June 15, 2009
by David Carl
Have you ever thought, “If I were rich all my problems would be resolved”? Have you ever imagined, “If I were thin, I would have the answer to all my insecurities”? How about, “When I get my dream job, life will finally come to me on my terms”? I suppose I don’t actually have to say that these are little bits of fantasy. Rich people have problems—big problems—that would probably crush the rest of us. People who do finally achieve their “target weight” simply discover they have other insecurities that were previously overshadowed by their weight problem. The only example here that I can directly relate to is the last. I have my dream job, and you know what? Some days it’s really tough to come in to work. Problems arise, deadlines hound me, and things I really count on don’t always happen. Just because you find yourself in a new and good place in life does not mean you won’t have new challenges that you must be ready to cope with.
This is equally true in the spiritual realm. For all who change and grow, new and surprising dangers lie ahead. I’ll start with outside examples first, and then I’ll tell you about my stuff. It’ll give me time to work up my nerve.
I know several dear and godly men whom I admire deeply for their love of God. They are disciplined, thoughtful, and striving to become humble servants of God. They are making amazing progress, and I am eagerly following in their footsteps. The problem is that, occasionally, they pursue their spiritual growth at the expense of their families—too much time away from home and too much attention on ministries other than the God-given ministry a father should have to his own kids. When you grow more spiritually mature in one area, the danger, perhaps unavoidable, is that you’re going to start making new mistakes that you never struggled with before.
Here’s one more. Another friend is like a diamond miner of truth. He constantly digs and learns and strives to discover what God has told us through Scripture. The problem is that he has lost much of the desire to listen to the people around him. He wants facts, not opinions. He wants God’s perspective, not vague notions from those who’ve studied less than he has. A new and previously unknown flavor of pride has reared its ugly head. As I mentioned, spiritual growth can be very dangerous.
Now it’s my turn. In the last few years I’ve been drawn toward the contemplative. (Hey, no one’s more surprised than I am.) I like to sit and read and then sit and think about what I’ve read. I’m enjoying prayer as I never have before. I can now pray for long periods of time and often without dozing off. I’m growing . . . and it’s really amazing. Lately, however, I’ve found myself greatly annoyed by anything that interferes with my “time with God.” For the most part this is directed at my kids.
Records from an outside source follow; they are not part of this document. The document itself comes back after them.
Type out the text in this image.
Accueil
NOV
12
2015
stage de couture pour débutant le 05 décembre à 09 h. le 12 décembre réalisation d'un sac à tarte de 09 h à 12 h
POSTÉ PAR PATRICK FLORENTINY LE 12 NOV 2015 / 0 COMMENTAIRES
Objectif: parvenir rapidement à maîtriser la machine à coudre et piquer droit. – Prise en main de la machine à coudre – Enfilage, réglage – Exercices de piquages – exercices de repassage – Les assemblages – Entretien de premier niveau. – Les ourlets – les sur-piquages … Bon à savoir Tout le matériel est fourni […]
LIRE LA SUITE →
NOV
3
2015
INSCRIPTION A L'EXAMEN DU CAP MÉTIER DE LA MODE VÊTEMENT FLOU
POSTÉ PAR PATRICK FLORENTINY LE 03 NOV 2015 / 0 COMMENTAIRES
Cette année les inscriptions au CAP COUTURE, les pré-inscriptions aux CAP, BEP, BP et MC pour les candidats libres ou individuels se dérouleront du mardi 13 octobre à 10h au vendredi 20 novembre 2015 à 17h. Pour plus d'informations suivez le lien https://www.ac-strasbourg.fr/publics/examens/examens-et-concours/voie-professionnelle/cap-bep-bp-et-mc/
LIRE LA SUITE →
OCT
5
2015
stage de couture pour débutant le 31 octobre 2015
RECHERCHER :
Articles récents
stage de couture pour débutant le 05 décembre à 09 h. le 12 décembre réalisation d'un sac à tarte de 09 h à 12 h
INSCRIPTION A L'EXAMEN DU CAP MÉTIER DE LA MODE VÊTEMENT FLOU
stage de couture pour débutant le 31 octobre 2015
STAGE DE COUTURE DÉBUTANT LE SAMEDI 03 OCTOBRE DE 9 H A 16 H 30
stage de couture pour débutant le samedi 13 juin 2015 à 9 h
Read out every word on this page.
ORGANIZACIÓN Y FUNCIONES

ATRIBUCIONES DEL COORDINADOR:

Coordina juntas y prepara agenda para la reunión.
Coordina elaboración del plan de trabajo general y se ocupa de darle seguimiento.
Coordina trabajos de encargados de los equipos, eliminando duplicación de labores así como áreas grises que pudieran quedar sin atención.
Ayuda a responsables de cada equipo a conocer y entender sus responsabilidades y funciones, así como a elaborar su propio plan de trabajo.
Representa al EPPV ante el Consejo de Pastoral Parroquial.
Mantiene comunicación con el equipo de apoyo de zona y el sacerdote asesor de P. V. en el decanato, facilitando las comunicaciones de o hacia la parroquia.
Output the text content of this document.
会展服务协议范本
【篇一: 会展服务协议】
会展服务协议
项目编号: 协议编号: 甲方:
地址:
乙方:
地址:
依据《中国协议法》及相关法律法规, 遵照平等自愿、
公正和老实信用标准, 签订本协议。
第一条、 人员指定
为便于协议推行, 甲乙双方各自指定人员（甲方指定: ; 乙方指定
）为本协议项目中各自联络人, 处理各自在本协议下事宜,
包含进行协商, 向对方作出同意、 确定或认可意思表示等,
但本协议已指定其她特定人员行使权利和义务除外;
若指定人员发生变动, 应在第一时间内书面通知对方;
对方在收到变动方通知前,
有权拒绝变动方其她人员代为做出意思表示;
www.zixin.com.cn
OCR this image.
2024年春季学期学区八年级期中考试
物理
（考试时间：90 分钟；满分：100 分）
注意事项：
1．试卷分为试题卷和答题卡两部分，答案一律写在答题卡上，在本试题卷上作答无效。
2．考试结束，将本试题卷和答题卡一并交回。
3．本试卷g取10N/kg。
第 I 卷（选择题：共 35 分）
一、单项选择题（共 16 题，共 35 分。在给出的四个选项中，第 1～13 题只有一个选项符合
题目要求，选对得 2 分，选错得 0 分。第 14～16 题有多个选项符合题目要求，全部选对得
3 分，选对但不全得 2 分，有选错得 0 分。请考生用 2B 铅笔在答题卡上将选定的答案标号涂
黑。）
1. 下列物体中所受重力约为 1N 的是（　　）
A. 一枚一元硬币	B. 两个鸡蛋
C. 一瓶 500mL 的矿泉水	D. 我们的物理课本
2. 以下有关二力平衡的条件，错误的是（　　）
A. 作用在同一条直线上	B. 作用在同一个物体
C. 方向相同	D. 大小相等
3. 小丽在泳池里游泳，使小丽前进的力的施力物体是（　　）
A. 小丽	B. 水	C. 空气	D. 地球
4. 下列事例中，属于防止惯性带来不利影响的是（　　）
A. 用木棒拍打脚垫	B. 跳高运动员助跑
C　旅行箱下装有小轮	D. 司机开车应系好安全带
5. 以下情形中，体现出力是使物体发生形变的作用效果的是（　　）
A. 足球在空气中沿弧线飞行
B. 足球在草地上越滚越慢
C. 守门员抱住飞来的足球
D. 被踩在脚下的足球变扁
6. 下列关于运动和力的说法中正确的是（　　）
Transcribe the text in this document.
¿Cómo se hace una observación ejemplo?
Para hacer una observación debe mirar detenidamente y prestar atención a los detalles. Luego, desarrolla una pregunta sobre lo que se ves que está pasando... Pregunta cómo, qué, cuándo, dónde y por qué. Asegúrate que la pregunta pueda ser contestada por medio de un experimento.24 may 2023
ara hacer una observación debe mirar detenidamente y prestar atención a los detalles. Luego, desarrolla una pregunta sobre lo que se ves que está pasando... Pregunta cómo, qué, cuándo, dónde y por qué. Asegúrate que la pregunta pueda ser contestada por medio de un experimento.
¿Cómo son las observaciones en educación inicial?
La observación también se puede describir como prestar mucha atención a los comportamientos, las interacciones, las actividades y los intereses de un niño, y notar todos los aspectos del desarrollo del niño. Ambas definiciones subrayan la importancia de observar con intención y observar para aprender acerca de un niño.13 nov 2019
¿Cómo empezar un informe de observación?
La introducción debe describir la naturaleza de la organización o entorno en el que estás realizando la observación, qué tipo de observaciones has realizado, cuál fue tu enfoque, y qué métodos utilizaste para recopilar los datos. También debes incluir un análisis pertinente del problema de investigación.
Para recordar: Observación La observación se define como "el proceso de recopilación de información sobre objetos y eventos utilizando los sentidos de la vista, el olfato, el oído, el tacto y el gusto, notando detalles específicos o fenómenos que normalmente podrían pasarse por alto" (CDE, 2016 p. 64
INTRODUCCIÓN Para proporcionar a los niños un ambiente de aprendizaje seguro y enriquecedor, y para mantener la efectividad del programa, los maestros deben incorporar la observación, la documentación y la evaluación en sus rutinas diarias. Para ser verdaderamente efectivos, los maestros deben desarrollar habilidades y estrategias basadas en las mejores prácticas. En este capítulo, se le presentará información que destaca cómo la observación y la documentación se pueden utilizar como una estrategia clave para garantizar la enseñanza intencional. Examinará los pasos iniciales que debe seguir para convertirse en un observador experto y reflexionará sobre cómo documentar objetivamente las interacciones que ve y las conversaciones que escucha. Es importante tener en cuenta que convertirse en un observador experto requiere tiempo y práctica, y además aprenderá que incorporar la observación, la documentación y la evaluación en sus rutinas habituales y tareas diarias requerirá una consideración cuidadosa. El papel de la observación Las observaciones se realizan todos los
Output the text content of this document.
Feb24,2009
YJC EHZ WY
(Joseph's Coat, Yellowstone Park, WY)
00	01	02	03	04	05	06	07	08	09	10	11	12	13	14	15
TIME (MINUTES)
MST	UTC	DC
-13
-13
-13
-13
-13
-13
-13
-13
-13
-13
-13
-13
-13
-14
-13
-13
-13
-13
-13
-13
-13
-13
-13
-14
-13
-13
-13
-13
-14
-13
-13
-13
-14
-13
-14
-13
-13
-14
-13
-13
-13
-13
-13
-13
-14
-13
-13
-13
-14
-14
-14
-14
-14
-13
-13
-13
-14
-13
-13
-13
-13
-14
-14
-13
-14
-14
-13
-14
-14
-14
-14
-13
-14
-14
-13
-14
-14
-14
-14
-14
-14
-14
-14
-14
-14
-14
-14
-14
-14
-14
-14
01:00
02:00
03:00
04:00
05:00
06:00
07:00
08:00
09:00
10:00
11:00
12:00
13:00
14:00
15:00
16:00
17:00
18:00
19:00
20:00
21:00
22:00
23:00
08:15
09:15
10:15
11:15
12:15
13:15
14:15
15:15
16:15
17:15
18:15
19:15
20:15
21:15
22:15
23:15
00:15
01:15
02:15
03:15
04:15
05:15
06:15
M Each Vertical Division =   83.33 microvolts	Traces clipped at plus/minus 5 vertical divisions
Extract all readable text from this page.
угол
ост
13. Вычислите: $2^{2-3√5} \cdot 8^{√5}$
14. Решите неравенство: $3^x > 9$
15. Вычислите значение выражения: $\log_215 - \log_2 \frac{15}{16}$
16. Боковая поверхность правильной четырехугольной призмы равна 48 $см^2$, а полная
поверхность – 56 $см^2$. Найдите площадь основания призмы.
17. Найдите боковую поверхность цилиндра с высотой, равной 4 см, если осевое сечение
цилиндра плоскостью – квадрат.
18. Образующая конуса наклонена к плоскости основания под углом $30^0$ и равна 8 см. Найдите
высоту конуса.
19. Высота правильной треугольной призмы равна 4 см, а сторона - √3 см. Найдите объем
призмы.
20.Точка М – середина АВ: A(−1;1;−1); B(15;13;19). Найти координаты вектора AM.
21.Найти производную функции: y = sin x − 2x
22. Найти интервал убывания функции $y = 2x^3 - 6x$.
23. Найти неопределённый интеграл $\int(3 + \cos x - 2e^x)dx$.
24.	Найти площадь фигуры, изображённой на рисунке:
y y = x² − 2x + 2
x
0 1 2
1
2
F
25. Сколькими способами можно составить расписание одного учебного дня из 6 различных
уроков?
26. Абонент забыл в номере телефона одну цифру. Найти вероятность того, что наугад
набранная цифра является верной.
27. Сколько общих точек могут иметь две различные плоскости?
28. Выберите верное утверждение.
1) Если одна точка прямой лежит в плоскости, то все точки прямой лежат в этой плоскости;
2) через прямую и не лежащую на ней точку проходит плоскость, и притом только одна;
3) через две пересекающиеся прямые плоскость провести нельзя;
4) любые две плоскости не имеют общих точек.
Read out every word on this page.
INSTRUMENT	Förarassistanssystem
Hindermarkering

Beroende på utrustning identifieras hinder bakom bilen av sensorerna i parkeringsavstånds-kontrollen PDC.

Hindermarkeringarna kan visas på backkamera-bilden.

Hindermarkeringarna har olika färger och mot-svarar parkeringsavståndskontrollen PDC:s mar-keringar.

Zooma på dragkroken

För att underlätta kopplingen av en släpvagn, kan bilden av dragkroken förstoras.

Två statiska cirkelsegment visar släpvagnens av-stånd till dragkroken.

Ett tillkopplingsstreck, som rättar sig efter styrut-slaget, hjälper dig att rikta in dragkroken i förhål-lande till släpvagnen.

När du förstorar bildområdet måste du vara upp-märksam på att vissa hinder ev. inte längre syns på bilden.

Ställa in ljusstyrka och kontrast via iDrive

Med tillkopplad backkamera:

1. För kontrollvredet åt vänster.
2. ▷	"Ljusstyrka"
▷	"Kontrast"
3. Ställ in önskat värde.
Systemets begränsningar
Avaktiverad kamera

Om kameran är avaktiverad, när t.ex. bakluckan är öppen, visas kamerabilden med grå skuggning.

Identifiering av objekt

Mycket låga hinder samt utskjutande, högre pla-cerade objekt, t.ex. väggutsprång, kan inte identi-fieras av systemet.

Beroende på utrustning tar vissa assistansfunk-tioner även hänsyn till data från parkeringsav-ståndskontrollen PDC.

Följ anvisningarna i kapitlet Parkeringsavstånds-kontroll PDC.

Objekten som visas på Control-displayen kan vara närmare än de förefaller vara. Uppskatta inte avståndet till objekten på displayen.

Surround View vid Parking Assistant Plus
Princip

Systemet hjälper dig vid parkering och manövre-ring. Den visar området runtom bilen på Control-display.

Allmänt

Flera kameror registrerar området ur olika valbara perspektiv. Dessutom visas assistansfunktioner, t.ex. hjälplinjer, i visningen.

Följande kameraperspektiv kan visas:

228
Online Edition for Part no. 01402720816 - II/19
I want quiet, and I don’t want to be bothered. I’m impatient and irritable because they’re messing up the most important thing that I could be doing—spending time with God! I am such an idiot.
I remember a moment a few years ago when my idiocy became crystal clear to me. Our third child was only a couple of months old. Babies have a way of destroying your calm all by themselves. I was holding her over my arm and patting her on the back as I gazed out our back window. An amazing sunset was being painted out there. I soaked it up. I praised God for it. I was quietly humming a favorite hymn when my 7-year-old daughter bounced into the room. She shouted, “Whatcha looking at?” She then jumped up and stood in the window frame to get a good look at what I was staring at. While she looked at the fading sunset, I was left staring at the back of her head. I didn’t say anything, thank God. I was so frustrated! Here I was trying to worship God with what He had placed in front of me, and my kid was in the way. Argh! Did I mention that I am an idiot?
By the grace of God, I was reminded right there on the spot that though I wanted to worship God and grow close to Him by way of the sunset, God had another plan—a better plan. No voice filled my ears, but nonetheless, I sensed God leading me to worship Him by staring in awe at the amazing child He had given me. In the time it took you to read this paragraph, the sunset was gone. I will treasure my daughter for the rest of my life. I was humiliated and ashamed. It hurt me badly to see what a selfish, pride-filled wretch I was even while I was praising God. God is so gracious.
I wish I could tell you that I am past all of that and am now a paragon of virtue and humble servanthood. I struggled with this same thing in different ways just this week. The lesson I got from my “girl-in-the-window” experience was this: I need to approach God in the way He wants me to—not at the expense of others in my family and not just in a safe and controlled study of His Word but in whatever way He wants. I can approach God when the house rumbles from the shouts, the laughter, and the pounding footsteps of my family. When my wife is stressed, the best way for me to grow closer to God is to stop in the middle of my prayer list and serve her. Though I still struggle in this way, I know that the ups and downs of daily life form the classroom God wants me to learn in the most. This is dangerous stuff, but it’s the very stuff that God will use to make me more like Christ—if I’ll only let Him.